Friday, February 20, 2009

“Eat that Frog” – Book Review !!!

Just finished skimming an insightful e-book “Eat that Frog” on time management. Although I am pretty comfortable with my time management techniques and have been able to handle divergent priorities till now, I took a chance with this book to learn something new – In hope to prepare for upcoming eventuality of a time crunch year ahead.

There were not exactly new things or mantra’s that this book presented. However, the book simply reinforced things that were buried down, several stacks, in my personal conscience. As the saying goes “You can’t teach an adult something new, you can just help him realize what he already knows”. Overall, I left the book with a positive experience and here is a snapshot of few things I liked.

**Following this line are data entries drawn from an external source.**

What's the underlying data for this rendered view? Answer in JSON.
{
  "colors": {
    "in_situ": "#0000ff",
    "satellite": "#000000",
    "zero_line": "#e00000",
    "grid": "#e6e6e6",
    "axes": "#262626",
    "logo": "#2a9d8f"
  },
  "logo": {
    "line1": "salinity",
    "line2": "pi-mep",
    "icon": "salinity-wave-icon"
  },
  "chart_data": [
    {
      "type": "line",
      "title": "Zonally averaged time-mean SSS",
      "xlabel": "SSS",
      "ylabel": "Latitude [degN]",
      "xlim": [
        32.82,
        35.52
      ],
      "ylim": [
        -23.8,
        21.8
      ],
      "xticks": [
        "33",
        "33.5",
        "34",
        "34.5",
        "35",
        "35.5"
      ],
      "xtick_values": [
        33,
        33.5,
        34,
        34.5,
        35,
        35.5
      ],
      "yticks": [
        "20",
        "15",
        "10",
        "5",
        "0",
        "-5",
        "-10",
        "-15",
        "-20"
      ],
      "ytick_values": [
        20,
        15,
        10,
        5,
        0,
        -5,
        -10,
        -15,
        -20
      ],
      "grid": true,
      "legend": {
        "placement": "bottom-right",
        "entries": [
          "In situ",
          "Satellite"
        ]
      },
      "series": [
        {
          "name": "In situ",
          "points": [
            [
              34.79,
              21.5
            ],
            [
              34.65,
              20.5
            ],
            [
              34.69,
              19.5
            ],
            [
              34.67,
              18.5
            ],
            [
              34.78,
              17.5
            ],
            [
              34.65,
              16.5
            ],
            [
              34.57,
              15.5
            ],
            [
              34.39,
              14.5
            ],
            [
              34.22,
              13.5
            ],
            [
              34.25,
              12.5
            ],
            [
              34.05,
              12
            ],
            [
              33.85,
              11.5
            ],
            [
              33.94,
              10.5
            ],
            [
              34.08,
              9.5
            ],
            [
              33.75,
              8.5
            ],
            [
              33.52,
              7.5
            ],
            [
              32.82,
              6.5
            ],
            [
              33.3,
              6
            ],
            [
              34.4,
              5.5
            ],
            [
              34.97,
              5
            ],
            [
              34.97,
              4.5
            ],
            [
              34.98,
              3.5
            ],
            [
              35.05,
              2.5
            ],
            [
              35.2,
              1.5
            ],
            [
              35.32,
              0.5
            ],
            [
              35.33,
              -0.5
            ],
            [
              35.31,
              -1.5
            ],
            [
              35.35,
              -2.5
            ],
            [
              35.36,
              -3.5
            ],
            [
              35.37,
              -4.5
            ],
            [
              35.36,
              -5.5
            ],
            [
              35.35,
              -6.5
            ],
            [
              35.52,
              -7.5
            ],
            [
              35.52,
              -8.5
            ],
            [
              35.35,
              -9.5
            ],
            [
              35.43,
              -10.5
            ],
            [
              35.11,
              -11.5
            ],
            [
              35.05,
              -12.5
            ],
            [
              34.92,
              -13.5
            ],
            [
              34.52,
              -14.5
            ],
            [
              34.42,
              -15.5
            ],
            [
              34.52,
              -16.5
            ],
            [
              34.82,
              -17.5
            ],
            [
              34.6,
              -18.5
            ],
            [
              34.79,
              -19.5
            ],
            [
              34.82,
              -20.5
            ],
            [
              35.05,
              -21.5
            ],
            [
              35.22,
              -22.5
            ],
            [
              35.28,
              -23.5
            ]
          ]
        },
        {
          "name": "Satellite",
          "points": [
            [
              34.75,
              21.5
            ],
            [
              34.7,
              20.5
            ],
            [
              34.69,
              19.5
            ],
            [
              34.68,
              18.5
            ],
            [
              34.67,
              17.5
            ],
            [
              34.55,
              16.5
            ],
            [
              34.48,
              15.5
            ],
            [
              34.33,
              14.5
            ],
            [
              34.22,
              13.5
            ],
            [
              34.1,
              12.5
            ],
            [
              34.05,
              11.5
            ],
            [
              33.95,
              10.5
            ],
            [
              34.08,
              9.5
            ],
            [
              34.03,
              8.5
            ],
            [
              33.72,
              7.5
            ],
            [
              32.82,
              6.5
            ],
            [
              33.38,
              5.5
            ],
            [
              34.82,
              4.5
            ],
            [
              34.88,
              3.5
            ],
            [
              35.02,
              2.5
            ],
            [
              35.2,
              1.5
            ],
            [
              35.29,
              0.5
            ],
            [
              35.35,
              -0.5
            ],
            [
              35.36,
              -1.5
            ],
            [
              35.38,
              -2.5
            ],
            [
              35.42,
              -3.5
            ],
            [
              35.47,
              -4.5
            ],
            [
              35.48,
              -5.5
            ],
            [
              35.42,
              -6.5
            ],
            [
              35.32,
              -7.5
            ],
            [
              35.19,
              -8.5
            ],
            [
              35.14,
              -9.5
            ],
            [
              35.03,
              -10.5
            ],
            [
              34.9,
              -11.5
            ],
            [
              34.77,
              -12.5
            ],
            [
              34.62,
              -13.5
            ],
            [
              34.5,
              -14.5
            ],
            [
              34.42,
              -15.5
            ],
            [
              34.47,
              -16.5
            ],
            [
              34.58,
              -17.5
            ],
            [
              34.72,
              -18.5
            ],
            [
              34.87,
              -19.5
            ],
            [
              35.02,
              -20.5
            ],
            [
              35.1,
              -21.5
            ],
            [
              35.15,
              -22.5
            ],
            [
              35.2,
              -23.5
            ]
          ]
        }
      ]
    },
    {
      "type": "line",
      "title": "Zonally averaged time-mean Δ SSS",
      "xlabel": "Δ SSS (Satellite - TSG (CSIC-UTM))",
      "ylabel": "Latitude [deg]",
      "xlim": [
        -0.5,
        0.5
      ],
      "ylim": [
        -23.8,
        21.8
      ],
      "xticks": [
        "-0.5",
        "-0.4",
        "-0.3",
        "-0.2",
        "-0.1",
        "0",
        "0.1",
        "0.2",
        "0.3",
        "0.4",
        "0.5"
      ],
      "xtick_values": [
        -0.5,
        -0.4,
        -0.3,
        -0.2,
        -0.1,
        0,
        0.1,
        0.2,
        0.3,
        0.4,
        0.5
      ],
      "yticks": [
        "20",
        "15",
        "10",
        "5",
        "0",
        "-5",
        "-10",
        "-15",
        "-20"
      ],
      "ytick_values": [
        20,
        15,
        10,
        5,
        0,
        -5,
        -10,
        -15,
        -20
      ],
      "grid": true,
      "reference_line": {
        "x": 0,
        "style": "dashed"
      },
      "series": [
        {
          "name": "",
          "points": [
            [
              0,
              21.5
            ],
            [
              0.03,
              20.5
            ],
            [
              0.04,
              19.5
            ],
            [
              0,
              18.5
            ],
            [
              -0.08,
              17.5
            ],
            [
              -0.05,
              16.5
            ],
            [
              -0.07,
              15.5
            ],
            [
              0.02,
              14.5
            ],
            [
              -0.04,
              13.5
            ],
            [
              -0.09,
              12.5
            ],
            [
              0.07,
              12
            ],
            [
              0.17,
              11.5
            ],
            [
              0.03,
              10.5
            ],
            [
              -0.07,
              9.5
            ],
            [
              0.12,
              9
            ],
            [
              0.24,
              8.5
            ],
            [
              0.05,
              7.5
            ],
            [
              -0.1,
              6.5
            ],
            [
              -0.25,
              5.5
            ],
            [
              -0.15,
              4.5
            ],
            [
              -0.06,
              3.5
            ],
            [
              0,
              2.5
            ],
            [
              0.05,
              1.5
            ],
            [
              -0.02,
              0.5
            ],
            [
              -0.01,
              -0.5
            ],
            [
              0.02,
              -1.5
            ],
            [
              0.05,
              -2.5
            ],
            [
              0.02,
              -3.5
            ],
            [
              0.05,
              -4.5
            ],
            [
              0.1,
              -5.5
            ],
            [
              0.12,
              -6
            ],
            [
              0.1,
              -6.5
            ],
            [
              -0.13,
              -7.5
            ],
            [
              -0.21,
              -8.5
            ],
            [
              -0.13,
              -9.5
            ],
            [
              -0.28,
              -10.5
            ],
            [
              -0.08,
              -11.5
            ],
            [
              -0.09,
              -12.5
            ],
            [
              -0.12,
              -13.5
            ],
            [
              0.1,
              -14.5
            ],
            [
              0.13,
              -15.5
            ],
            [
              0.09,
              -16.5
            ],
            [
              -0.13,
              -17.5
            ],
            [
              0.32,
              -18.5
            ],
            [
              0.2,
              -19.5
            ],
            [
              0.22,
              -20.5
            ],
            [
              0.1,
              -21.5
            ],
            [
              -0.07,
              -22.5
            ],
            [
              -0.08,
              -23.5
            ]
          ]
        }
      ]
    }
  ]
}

The author emphasized that his success mantra over the years have been that he continuously learned what other successful people in his role did and he applied the same. Interesting thought but I would like to add a twist – “Think that you can do absolutely anything in life and commit to anything you want to do. Once done, find a role model whom you can follow, learn his approach, and applying the same. There is so much in this world to learn. If you can’t find a role model that means you are doing something that has never been done yet. Pat yourself and celebrate first – to find such task. Later, continue to believe you are made to do it, create your own path, and let others follow”. Quite an interesting theory!!!

Other than the above thought, the author presented 21 ideas – most of them pretty obvious but important like hell - to better your time management. I picked up few on them:

1. Think on Paper - Make written goals. It helps in thinking clearly. Write 10 goals for yourself, now
2. Plan your day in advance and live the future.
3. Follow 20/80 rule and pick the important activities first.
4. Long Term thinking improves short term decisions. Think bigger picture always.
5. Take small but regular steps to huge targets. Discipline yourself to take one step at a time. Your job is to go as far as you can see. Once you reach there, you will see the next destination.
6. Only about 2% people can work without supervision. These people are called 'Leaders' – Put voluntary pressure rather than waiting for someone.
7. Do the most difficult task first and create large chunks of time for important work.

The book implores one to be action oriented and the author concluded that an average person who develops the habit of setting clear priorities and getting important tasks completed quickly will run circles around a genius who talks a lot and makes wonderful plans but who gets very little done.

Quite an interesting read that plunged me into action – at least for now!!!!